Hero Robots in Electroma denies their self, which self is like the rest of that town(represented by their helmets), and meets society’s disapproval. However, for the Robots, who had came to that town from a lonely desert, being chased into another lonely desert should not have been a devastating experience- but, it is.
Random Access Memories
Random Access Memories(“RAM”) is Daft Punk’s latest album. The title is a play on the Robot charade, and also on the idea of computer memory v. Human memory. Guy-Man has said in one of their interviews that RAM is more his likeness than Bangalter, because he was the more emotional person in the duo.
All of the songs on RAM has legendary musicians collaborating with Daft Punk, from Nile Rodgers to Giorgio Moroder to Pharell Williams. It is almost as if the Robots have figured out that to sound more Human, human help is required. All of these collaborators still call them “The Robots”. RAM enjoyed huge commercial and critical success.

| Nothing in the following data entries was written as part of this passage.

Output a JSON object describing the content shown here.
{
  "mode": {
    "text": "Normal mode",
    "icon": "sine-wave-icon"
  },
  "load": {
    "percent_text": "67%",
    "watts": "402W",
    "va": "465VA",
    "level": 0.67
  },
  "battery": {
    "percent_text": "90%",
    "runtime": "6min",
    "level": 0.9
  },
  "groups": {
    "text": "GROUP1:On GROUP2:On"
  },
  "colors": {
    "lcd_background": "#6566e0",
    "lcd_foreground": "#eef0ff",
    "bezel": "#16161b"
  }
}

The songs in the Album goes back and forth between stereotypically human experiences- like a crush who plays mind-games in “Instant Crush”, just dancing and having fun in “Lose Yourself to Dance”, getting lucky in “Get Lucky”,- and less common human experiences such as in “Touch”, where individual existence is questioned, with lines such as “You’ve almost convinced me I’m real.”
This theory that they were Robots in HAA, and became more human in RAM, seems like a going-back-to-understand-yourself story. This fits in what Nile Rodgers said about Daft Punk’s new sound: “They were going back to move forward”. This is a sentiment that Bangalter has also expressed: “In some ways it’s like we’re running on a highway going the opposite direction to everybody else”.
Daft Punk does some very interesting work in music, perhaps the most interesting for their generation. Whether or not post-human thought was involved in their music-making is something that hasn’t been revealed yet, but it surely has been seen there by their audience. Perhaps that says more about Daft Punk’s audience than Daft Punk itself.